[FLINK-37125] [conf] fixed env.log.max java.lang.NumberFormatException
What is the purpose of the change
Fix for NumberFormatException in Log Configuration This PR resolves an issue where the log.max parameter in config.yaml was treated as a string, causing a java.lang.NumberFormatException when parsed by the DefaultRolloverStrategy plugin.
Changes: Updated the config.sh script to clean up MAX_LOG_FILE_NUMBER by removing leading and trailing single quotes before parsing.
Testing: Verified correct parsing of config env.log.max in a real Hadoop 3.3.6 cluster. Confirmed the history server starts without errors after the change.
Verifying this change
This change is a trivial rework / code cleanup without any test coverage.
Does this pull request potentially affect one of the following parts:
- Dependencies (does it add or upgrade a dependency): (no)
- The public API, i.e., is any changed class annotated with
@Public(Evolving): (no) - The serializers: (no)
- The runtime per-record code paths (performance sensitive): (no)
- Anything that affects deployment or recovery: JobManager (and its components), Checkpointing, Kubernetes/Yarn, ZooKeeper: (no)
- The S3 file system connector: (no)
Documentation
- Does this pull request introduce a new feature? (no)
- If yes, how is the feature documented? (not applicable)
CI report:
- 7a21dd39851cc83976c1b0ca24409e67966021e1 Azure: FAILURE
Bot commands
The @flinkbot bot supports the following commands:@flinkbot run azurere-run the last Azure build
Reviewed by Chi on 23/01/2025 Go back to the submitter with review comments.
@davidradl The reason for tolerating strings is that ConfigurationParserUtils.loadAndModifyConfiguration inherently processes all YAML configuration values as strings due to how Configuration.toFileWritableMap serializes data using YamlParserUtils.toYAMLString. This results in numeric values being wrapped as strings (e.g., '10').
This fix handles this behaviour by removing unnecessary quotes to ensure the value is interpreted correctly. Adding an error check here might result in false positives, as numeric values are always converted to strings in config.yaml
Hey @davidradl, Just checking in on this PR—are there any updates from the review, or any changes you'd like me to make?
Hi @dawidwys , Could you review and merge this PR for [FLINK-37125]? It fixes a NumberFormatException in env.log.max by ensuring correct parsing. The PR is already approved by @davidradl .
Thanks!
This PR is being marked as stale since it has not had any activity in the last 90 days. If you would like to keep this PR alive, please leave a comment asking for a review. If the PR has merge conflicts, update it with the latest from the base branch.
If you are having difficulty finding a reviewer, please reach out to the community, contact details can be found here: https://flink.apache.org/what-is-flink/community/
If this PR is no longer valid or desired, please feel free to close it. If no activity occurs in the next 30 days, it will be automatically closed.

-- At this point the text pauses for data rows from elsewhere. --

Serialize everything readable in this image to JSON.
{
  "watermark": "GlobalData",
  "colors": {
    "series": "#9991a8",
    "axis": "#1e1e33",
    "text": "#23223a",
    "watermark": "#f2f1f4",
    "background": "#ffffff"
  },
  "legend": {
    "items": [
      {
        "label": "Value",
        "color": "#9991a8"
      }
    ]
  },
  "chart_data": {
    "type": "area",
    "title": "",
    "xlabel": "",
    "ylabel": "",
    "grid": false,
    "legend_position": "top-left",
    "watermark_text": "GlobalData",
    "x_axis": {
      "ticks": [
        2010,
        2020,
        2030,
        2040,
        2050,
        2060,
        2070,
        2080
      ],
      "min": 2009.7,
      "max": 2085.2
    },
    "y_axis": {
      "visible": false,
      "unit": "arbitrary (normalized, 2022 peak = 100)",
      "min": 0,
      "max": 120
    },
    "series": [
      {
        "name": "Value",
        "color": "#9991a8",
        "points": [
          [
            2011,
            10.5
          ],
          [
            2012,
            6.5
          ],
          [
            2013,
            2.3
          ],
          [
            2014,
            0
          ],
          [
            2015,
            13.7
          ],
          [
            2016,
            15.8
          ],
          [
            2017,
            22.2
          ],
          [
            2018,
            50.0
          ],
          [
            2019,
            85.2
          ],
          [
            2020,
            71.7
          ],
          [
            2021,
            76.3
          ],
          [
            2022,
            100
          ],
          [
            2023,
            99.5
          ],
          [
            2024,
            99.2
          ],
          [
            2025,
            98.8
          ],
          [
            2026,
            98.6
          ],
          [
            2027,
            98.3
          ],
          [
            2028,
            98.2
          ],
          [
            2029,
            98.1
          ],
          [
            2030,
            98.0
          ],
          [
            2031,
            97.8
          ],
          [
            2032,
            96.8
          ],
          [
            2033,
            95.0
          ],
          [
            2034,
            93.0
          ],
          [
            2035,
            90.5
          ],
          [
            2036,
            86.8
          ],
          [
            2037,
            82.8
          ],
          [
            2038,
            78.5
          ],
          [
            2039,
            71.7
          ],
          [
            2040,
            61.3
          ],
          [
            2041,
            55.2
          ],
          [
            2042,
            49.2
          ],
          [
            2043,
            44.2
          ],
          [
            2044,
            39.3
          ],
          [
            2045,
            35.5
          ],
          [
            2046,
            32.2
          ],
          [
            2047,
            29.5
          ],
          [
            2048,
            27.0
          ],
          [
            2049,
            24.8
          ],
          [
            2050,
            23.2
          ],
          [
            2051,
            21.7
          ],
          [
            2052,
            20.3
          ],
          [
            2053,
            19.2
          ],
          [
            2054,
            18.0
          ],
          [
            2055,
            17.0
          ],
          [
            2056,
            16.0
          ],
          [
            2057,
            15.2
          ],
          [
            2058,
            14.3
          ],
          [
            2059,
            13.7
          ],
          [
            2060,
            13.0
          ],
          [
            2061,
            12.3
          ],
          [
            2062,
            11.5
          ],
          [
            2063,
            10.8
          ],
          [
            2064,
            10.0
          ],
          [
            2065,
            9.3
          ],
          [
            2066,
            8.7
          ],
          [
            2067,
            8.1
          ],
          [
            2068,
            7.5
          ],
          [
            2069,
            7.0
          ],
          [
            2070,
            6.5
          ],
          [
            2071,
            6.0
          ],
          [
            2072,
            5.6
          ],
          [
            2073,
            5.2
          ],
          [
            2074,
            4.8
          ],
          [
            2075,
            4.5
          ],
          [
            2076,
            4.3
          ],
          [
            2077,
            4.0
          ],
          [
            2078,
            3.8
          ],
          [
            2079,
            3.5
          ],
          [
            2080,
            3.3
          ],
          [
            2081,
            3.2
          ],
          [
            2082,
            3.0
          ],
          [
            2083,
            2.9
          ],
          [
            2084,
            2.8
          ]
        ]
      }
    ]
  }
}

@ferenc-csaky If you see these tickets, you'll see that similar issues have been handled in a targeted manner before, such as in FLINK-4040, FLINK-33721, FLINK-32290
In each case, the fix was localized to avoid widespread changes and potential regressions, I considered updating Configuration.toFileWritableMap to handle type conversions globally. However, this would require significant changes to downstream methods and could introduce unintended side effects.
The change has been tested in a Hadoop 3.3.6 cluster and verified to resolve the error, while not breaking any other functionality, so I went forward with it
@flinkbot run azure
Hi @ferenc-csaky,
Most of the CI tests are now passing, and the PR has received the necessary approvals. Do you think it’s good to merge at this point, or is there anything else you’d like me to address?
@sehajsandhu123 I'd rather not merge this without a successful CI run, can you rebase your commit to the latest master ant force push the PR branch pls? I think that should most probably fix it.
@flinkbot run azure
I’ve just rebased the branch onto the latest master and force-pushed the updates. Could you please trigger a new CI run when you get a chance? Thanks for your help
It's happening after every commited change automatically, but it takes some time to get triggered. Already running for now though. I'll keep an eye on it.
The E2E run in the CI failed because of an Ubuntu package manager network issue, today I had networking probelms with apt-get commands myself, so completely unrelated to this change, hence merging this.